BBC Türkçe'nin anekdotu: Bu haberdeki bazı detayları ve anlatımları bazı okuyucularımız rahatsız edici bulabilir.

BBC Türkçe'ye konuşan Tula ve avukatı, davanın Türkiye'de eşe karşı işlenen kabahatlerle alakalı emsal olmasını istediklerini söylüyor.

"Hem muayyen günümde hem de ters ilişki biçiminde eşim tarafından tecavüze uğradım" diyen Tula, dışkılama refleksleri hasar gördüğü için hocalık yapamıyor.

Tula'nın şikayetinden sonra değişik yarıyıllardaki tetkikleri neticeyi hazırlanan adli tıp raporunda, Tula'nın anal bölgesinde doku kayıpları ve yaralanmalar olduğuna ait tespitler yer alıyor.

Tarafların karşılıklı ifadelerinin alındığı ve korunmaların dinlendiği Bakırköy Adliyesi 16. Ağır Ceza Mahkemesi'nde görülen dünkü mahkeme 28 Şubat'a ertelendi.

Davaya Aile, Çalışma ve Sosyal Hizmetler Bakanlığı da müdahil oldu.

_105431493_81da794e-b296-4cfe-9af0-65a058c6f829

'GÜNLERCE TECAVÜZE UĞRADIM'

BBC Türkçe'ye konuşan Tula ve avukatı Ezgi Koç, Türkiye'de eşe karşı işlenen kabahatler bakımından bu davanın emsal bir dava kalitesinde olabileceğini söylüyor.

İlk konutluluğundan bir kızı olan Tula, ikinci konutluluğunda eşinin de çocuğunu düşünerek anlam konutluluğu yaptıklarını fakat 10 ay süresince eziyet gördüğünü anlatıyor.

Kaçırılmasından evvel kezlerce konutu terk edip ailesinin yanına sığındığı ama her kezinde özür dileyip barışmak isteyen eşini, ikinci bir konutluluk yapmış olmanın üzerinde yarattığı baskı sebebiyle bağışladığını söylüyor.

Son olarak eşi burnunu kırdığı ve operasyon olmak zorunda kaldığı için eşini tamamıyla terk eden Tula, o yarıyılda eşi tarafından kaçırılmasını şöyle anlatıyor:

"Bir gün AVM'de dolaşırken eşim beni takip etmiş, peşimden geldi. 'Şayet benimle gelmezsen bu gece tüm aileni öldürürüm' diyerek beni otomobile kilitledi.

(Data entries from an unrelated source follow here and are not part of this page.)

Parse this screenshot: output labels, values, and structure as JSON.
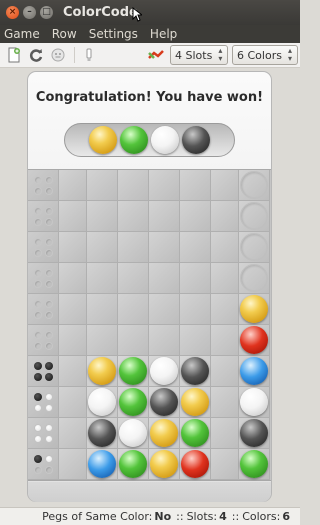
{
  "window": {
    "title": "ColorCode"
  },
  "menu": [
    "Game",
    "Row",
    "Settings",
    "Help"
  ],
  "toolbar": {
    "slots_label": "4 Slots",
    "colors_label": "6 Colors"
  },
  "board": {
    "message": "Congratulation! You have won!",
    "solution": [
      "yellow",
      "green",
      "white",
      "black"
    ],
    "rows": [
      {
        "guess": [
          "",
          "",
          "",
          ""
        ],
        "pegs": [
          "",
          "",
          "",
          ""
        ],
        "swatch": ""
      },
      {
        "guess": [
          "",
          "",
          "",
          ""
        ],
        "pegs": [
          "",
          "",
          "",
          ""
        ],
        "swatch": ""
      },
      {
        "guess": [
          "",
          "",
          "",
          ""
        ],
        "pegs": [
          "",
          "",
          "",
          ""
        ],
        "swatch": ""
      },
      {
        "guess": [
          "",
          "",
          "",
          ""
        ],
        "pegs": [
          "",
          "",
          "",
          ""
        ],
        "swatch": ""
      },
      {
        "guess": [
          "",
          "",
          "",
          ""
        ],
        "pegs": [
          "",
          "",
          "",
          ""
        ],
        "swatch": "yellow"
      },
      {
        "guess": [
          "",
          "",
          "",
          ""
        ],
        "pegs": [
          "",
          "",
          "",
          ""
        ],
        "swatch": "red"
      },
      {
        "guess": [
          "yellow",
          "green",
          "white",
          "black"
        ],
        "pegs": [
          "black",
          "black",
          "black",
          "black"
        ],
        "swatch": "blue"
      },
      {
        "guess": [
          "white",
          "green",
          "black",
          "yellow"
        ],
        "pegs": [
          "black",
          "white",
          "white",
          "white"
        ],
        "swatch": "white"
      },
      {
        "guess": [
          "black",
          "white",
          "yellow",
          "green"
        ],
        "pegs": [
          "white",
          "white",
          "white",
          "white"
        ],
        "swatch": "black"
      },
      {
        "guess": [
          "blue",
          "green",
          "yellow",
          "red"
        ],
        "pegs": [
          "black",
          "white",
          "",
          ""
        ],
        "swatch": "green"
      }
    ]
  },
  "status": {
    "same_color_label": "Pegs of Same Color:",
    "same_color_value": "No",
    "sep1": "::",
    "slots_label": "Slots:",
    "slots_value": "4",
    "sep2": "::",
    "colors_label": "Colors:",
    "colors_value": "6"
  }
}
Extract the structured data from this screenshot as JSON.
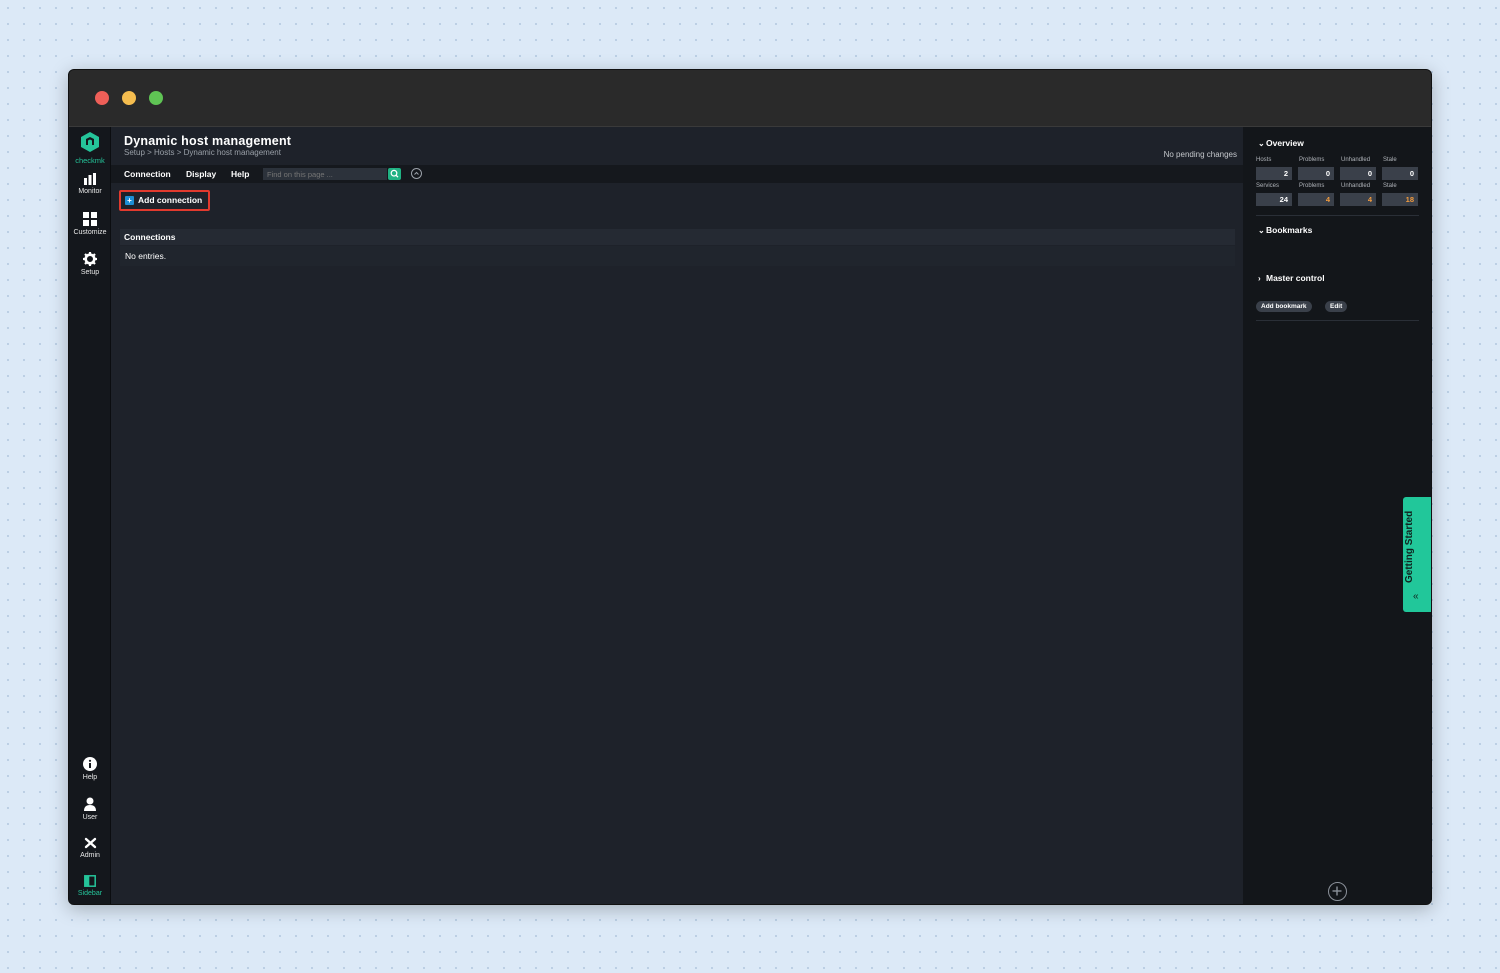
{
  "app": {
    "logo_text": "checkmk"
  },
  "nav": {
    "items": [
      {
        "label": "Monitor",
        "icon": "bar-chart-icon"
      },
      {
        "label": "Customize",
        "icon": "grid-icon"
      },
      {
        "label": "Setup",
        "icon": "gear-icon"
      }
    ],
    "bottom": [
      {
        "label": "Help",
        "icon": "info-icon"
      },
      {
        "label": "User",
        "icon": "user-icon"
      },
      {
        "label": "Admin",
        "icon": "tools-icon"
      },
      {
        "label": "Sidebar",
        "icon": "sidebar-icon"
      }
    ]
  },
  "page": {
    "title": "Dynamic host management",
    "breadcrumb": "Setup > Hosts > Dynamic host management",
    "pending": "No pending changes"
  },
  "menubar": {
    "items": [
      "Connection",
      "Display",
      "Help"
    ],
    "search_placeholder": "Find on this page ..."
  },
  "actions": {
    "add_connection": "Add connection"
  },
  "table": {
    "title": "Connections",
    "empty": "No entries."
  },
  "sidebar": {
    "overview": {
      "title": "Overview",
      "host_labels": [
        "Hosts",
        "Problems",
        "Unhandled",
        "Stale"
      ],
      "host_values": [
        "2",
        "0",
        "0",
        "0"
      ],
      "service_labels": [
        "Services",
        "Problems",
        "Unhandled",
        "Stale"
      ],
      "service_values": [
        "24",
        "4",
        "4",
        "18"
      ]
    },
    "bookmarks": {
      "title": "Bookmarks",
      "add_label": "Add bookmark",
      "edit_label": "Edit"
    },
    "master_control": {
      "title": "Master control"
    },
    "getting_started": "Getting Started",
    "colors": {
      "accent": "#21c79a",
      "warn": "#f39c3f",
      "highlight": "#e23a2e"
    }
  }
}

"Otele yerleştik, iki gece orada kaldık, ardından bir daire yakaladı ve benim telefon hattımı kırıp sırçadan attığı için hiçbir biçimde ailemle irtibata geçemedim.

"Beni kaçırdığı ilk günlerde muayyen günlerimdeydim. Hem cinsel bölgeden hem ters ilişki biçiminde günlerce tecavüze uğradım."

Sonrasında eşinin ablasının takviyesiyle o konuttan kaçtığını anlatan Tula, polise müracaat ettikten sonra bayan sığınma evine yerleştirildi.

Tula, 4 ay sığınma evinde kaldığı sırada hamile olduğunu bildi ancak kısa müddet sonra bebeğini düşürdü.

'7 YAŞINDAKİ KIZIM ÇIĞLIĞIMA UYANDI'

Eşiyle tecavüzden evvelki ilişkilerinden birinde hamile kaldığını düşündüğünü söyleyen Tula, hemen her cinsel ilişkinin eziyet olduğunu ve konuttaki çocukların da bu şiddete bir şekilde maruz kaldığını anlatıyor:

"7 yaşındaki kızım bir gece benim çığlığıma uyanmış. Hatta ertesi gün anneme o geceyle alakalı, 'Gittim kapılarını dinledim ama bu sefer sanki bıçak soktu. Bu seferki dayak gibi değildi' demiş. Hala çocuğuma o gece annesine neler yapıldığının söylemesini yapamıyoruz."

Tula'nın avukatlarından Ezgi Koç da, çocuğun konutun içinde tanık olduğu şiddet hadiselerinden dolayı psikolojik takviye almaya başladığını kaydoluyor:

"Çocuk mektepte birine kızdığında ya da korktuğunda, Merve'nin şu an davalık olduğu eşinin adıyla sesleniyor karşısındakine. Kendisini endişelendiren vaziyetlerde de refleks olarak ağzından adamın adı çıkıyor. Çocuğu gören uzmanın duruşmada şahitlik yapması için uğraşıyoruz."